Several hundreds of police officers entered the Temple Mount compound, which was known by Muslims as al-Haram al-Sharif, or the Noble Sanctuary, after Palestinian youths threw stones at Jewish prayers from the hilltop, said Micky Rosenfeld, spokesman for Israel Police.
The Palestinian young men responded to the police entry by hurling stones at them. Security forces used stun grenades and other means to disperse the crowd.
Fifteen police officers were lightly wounded, and four Palestinians were arrested, Rosenfeld told Xinhua. The Bethlehem- based Maan News Agency reported that 60 Palestinians were injured, among which a woman was in serious condition.
An official of the Waqf, the Islamic trust which controls the place's day-to-day management, told local daily Ha'aretz that the collision followed a mosque sermon in the compound focusing on Islamic sites being targeted by Israel and the need to preserve them.
Israeli cabinet on Feb. 21 approved Prime Minister Benjamin Netanyahu's National Heritage Plan, in which two West Bank religious sites - the Cave of the Patriarchs (known to Muslim as the Sanctuary of Abraham) in Hebron and Rachel's Tomb (Bilal Mosque) in Bethlehem - are among the 150 heritage sites to be restored.

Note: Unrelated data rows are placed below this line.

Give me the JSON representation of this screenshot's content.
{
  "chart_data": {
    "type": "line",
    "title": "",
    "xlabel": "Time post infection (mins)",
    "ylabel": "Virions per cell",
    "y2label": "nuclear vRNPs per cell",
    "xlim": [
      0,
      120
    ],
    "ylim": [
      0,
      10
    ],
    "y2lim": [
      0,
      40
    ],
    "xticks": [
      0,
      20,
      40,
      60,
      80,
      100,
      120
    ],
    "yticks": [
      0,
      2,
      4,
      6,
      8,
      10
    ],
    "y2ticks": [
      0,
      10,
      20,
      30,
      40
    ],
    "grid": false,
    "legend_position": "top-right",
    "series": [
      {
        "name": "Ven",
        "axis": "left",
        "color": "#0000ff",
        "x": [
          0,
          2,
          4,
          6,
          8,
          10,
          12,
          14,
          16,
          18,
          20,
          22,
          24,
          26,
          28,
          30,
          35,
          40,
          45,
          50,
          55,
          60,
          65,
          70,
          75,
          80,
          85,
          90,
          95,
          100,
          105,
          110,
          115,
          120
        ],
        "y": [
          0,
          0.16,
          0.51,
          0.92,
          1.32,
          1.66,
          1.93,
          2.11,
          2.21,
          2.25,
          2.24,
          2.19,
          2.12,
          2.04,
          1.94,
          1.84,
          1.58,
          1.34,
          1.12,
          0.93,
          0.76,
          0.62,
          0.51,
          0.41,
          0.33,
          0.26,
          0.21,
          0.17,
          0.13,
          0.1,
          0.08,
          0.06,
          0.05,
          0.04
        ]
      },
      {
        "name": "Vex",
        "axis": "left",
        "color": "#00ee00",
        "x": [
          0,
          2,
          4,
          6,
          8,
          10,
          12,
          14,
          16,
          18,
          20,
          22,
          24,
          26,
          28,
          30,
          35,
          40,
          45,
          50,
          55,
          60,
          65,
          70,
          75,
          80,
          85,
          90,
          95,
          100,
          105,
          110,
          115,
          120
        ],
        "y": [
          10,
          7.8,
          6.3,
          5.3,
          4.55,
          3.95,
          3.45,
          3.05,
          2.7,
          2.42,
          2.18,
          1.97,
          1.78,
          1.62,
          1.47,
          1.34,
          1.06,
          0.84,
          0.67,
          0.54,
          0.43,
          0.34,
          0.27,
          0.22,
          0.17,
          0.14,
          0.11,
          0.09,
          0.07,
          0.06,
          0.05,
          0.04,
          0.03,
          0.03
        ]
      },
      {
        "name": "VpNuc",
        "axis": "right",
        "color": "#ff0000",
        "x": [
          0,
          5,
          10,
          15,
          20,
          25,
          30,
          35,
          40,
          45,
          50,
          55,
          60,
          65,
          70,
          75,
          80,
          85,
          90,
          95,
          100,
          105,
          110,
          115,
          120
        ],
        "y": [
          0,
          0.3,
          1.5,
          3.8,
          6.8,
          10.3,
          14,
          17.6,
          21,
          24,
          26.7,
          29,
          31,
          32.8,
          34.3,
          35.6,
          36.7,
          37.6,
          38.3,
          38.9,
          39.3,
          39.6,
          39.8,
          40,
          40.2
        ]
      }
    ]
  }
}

The Israeli move triggered wide criticism, as well as continuing violence, which reached a high point last week when hundreds of Palestinians collided with Israeli security forces in Hebron.

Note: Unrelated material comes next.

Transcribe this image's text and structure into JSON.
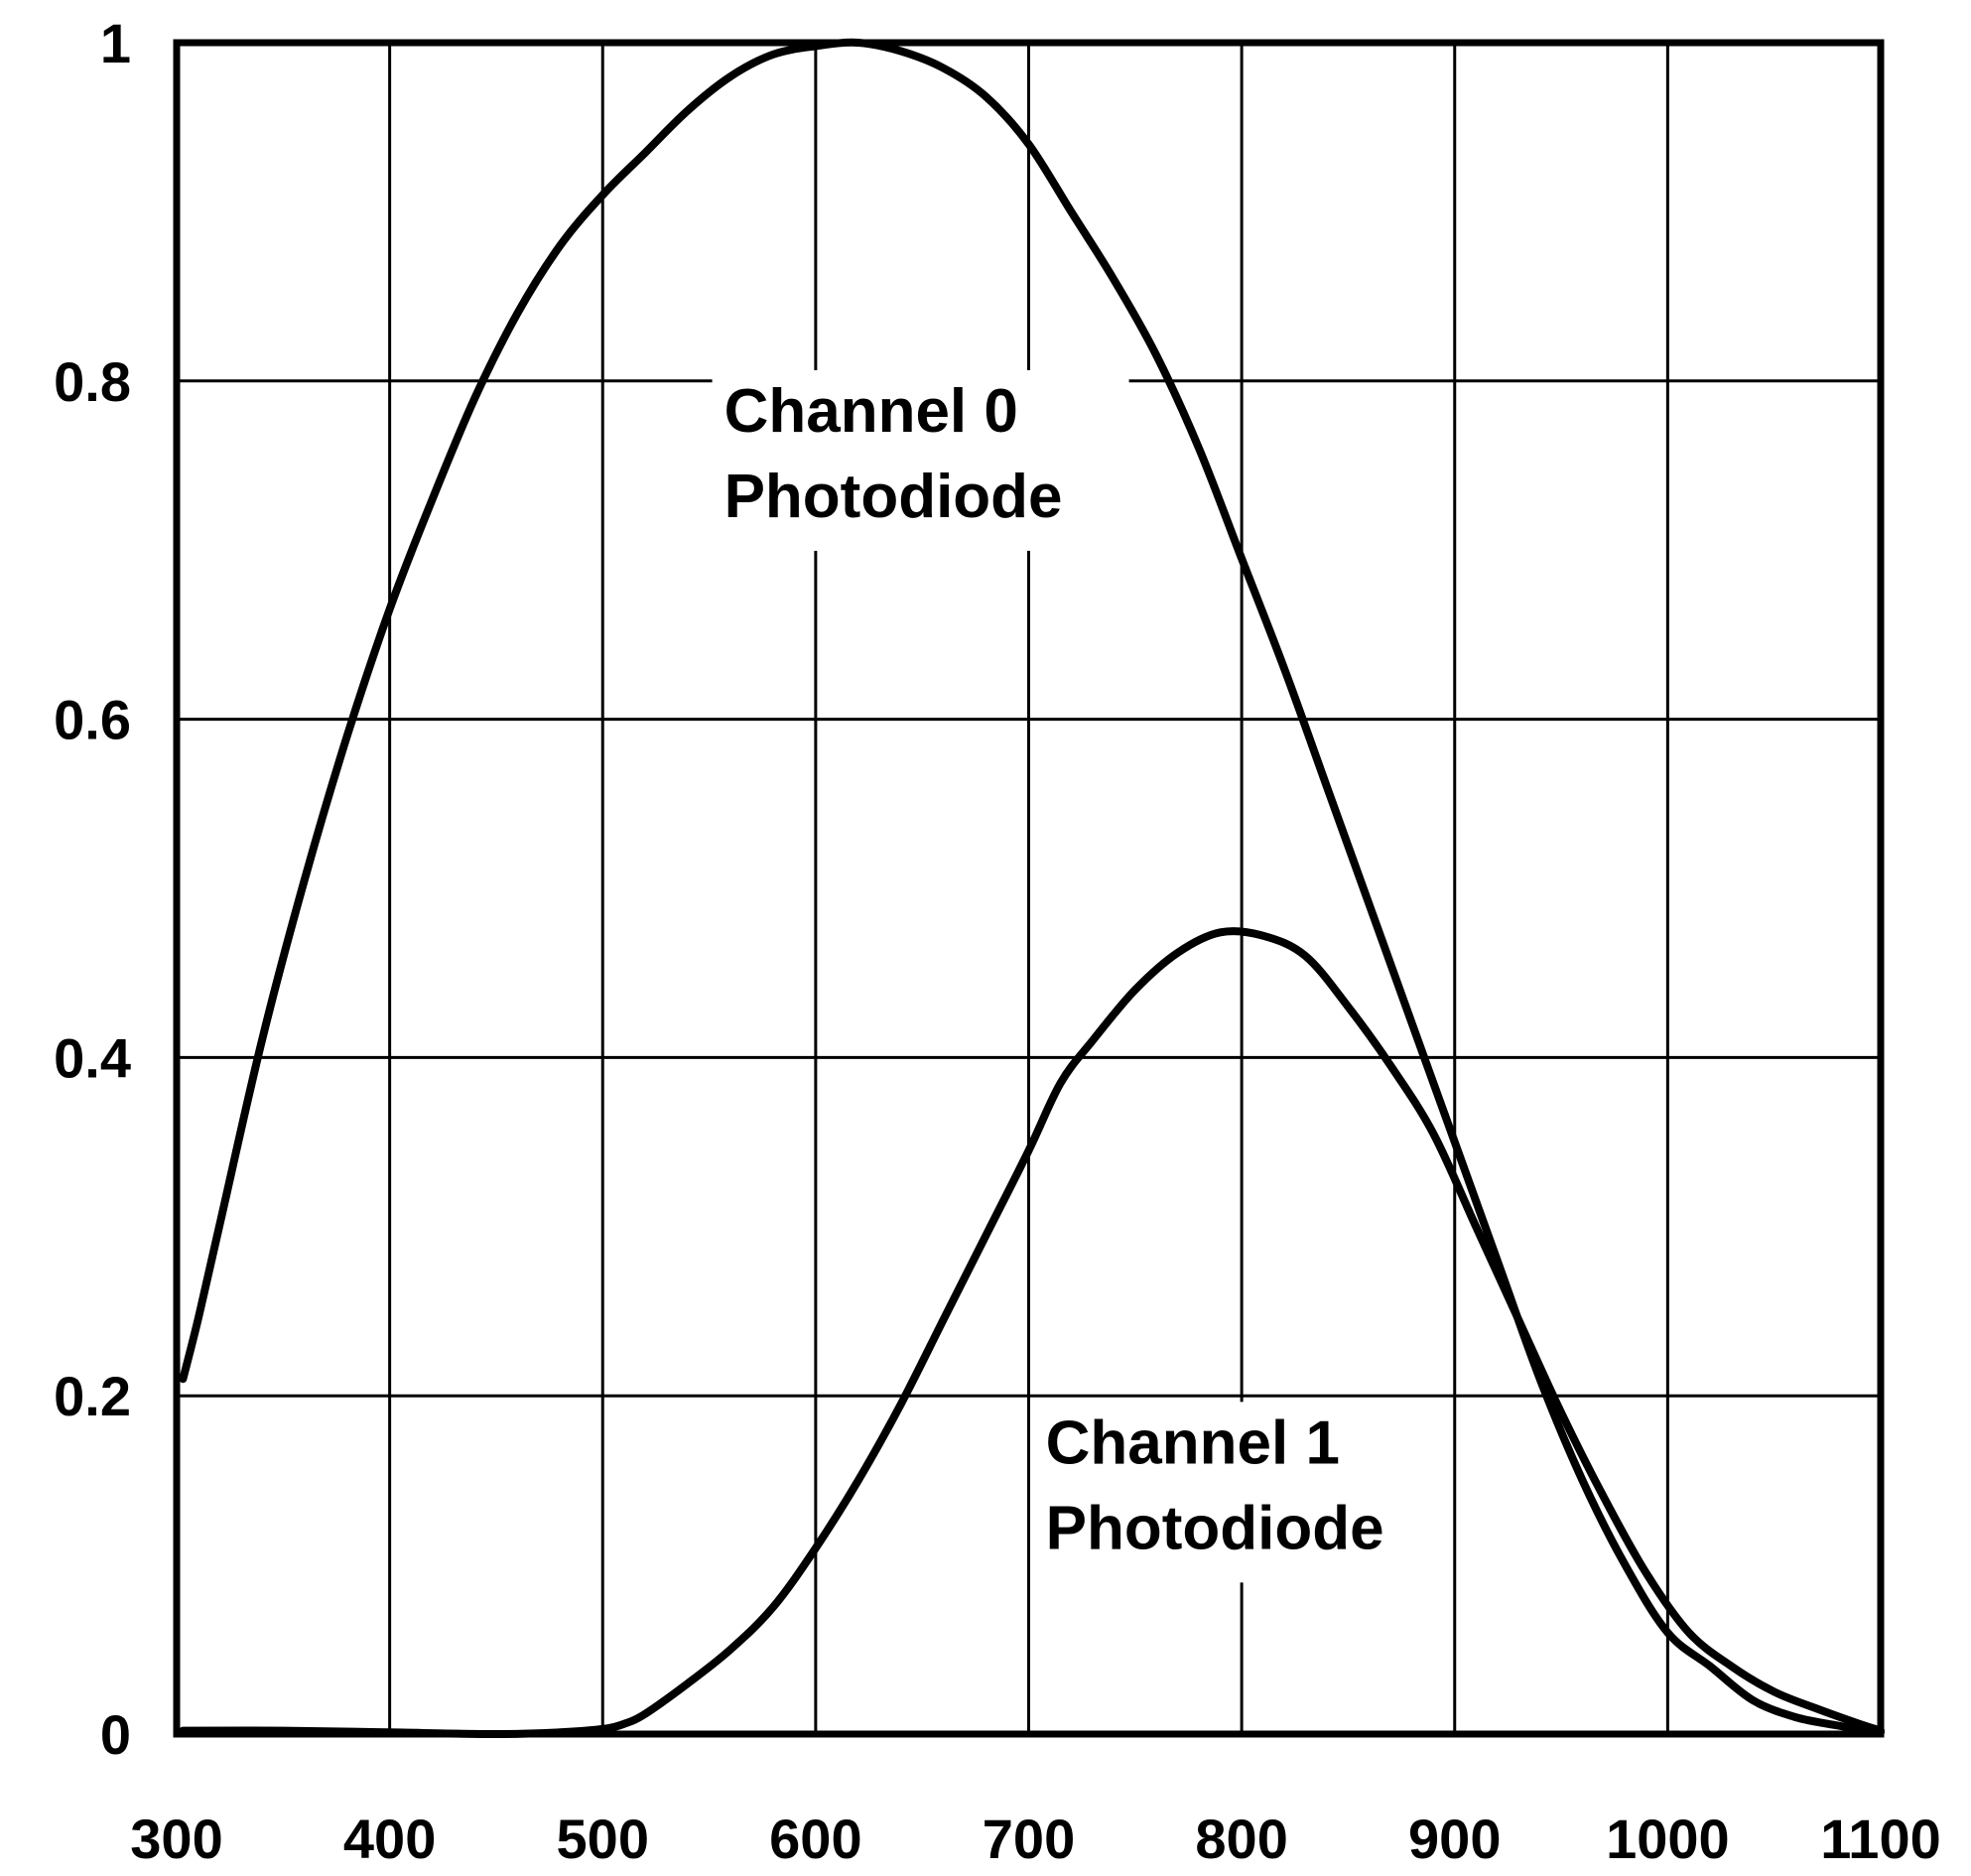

The incident is also the latest of fights between Israelis and Palestinians over the holy place. Israeli police broke into the complex last Sunday after some Palestinians threw stones at visitors there. The entry of Israeli security personnel into the area was severely condemned by Muslim countries.
Considered as the holiest place in Judaism and the third holiest in Islam, the holy hilltop has been a tinderbox of violence between Israelis and Muslims after it was captured by Israel together with all of East Jerusalem during the 1967 Six-Day War.
In September 2000, Israel's then opposition leader Ariel Sharon, who later became prime minister, visited the Temple Mount under the escort of hundreds of police officers, which was believed to be an important cause of the Second Intifida, a period of intensified Israeli-Palestinian violence claiming thousands of lives.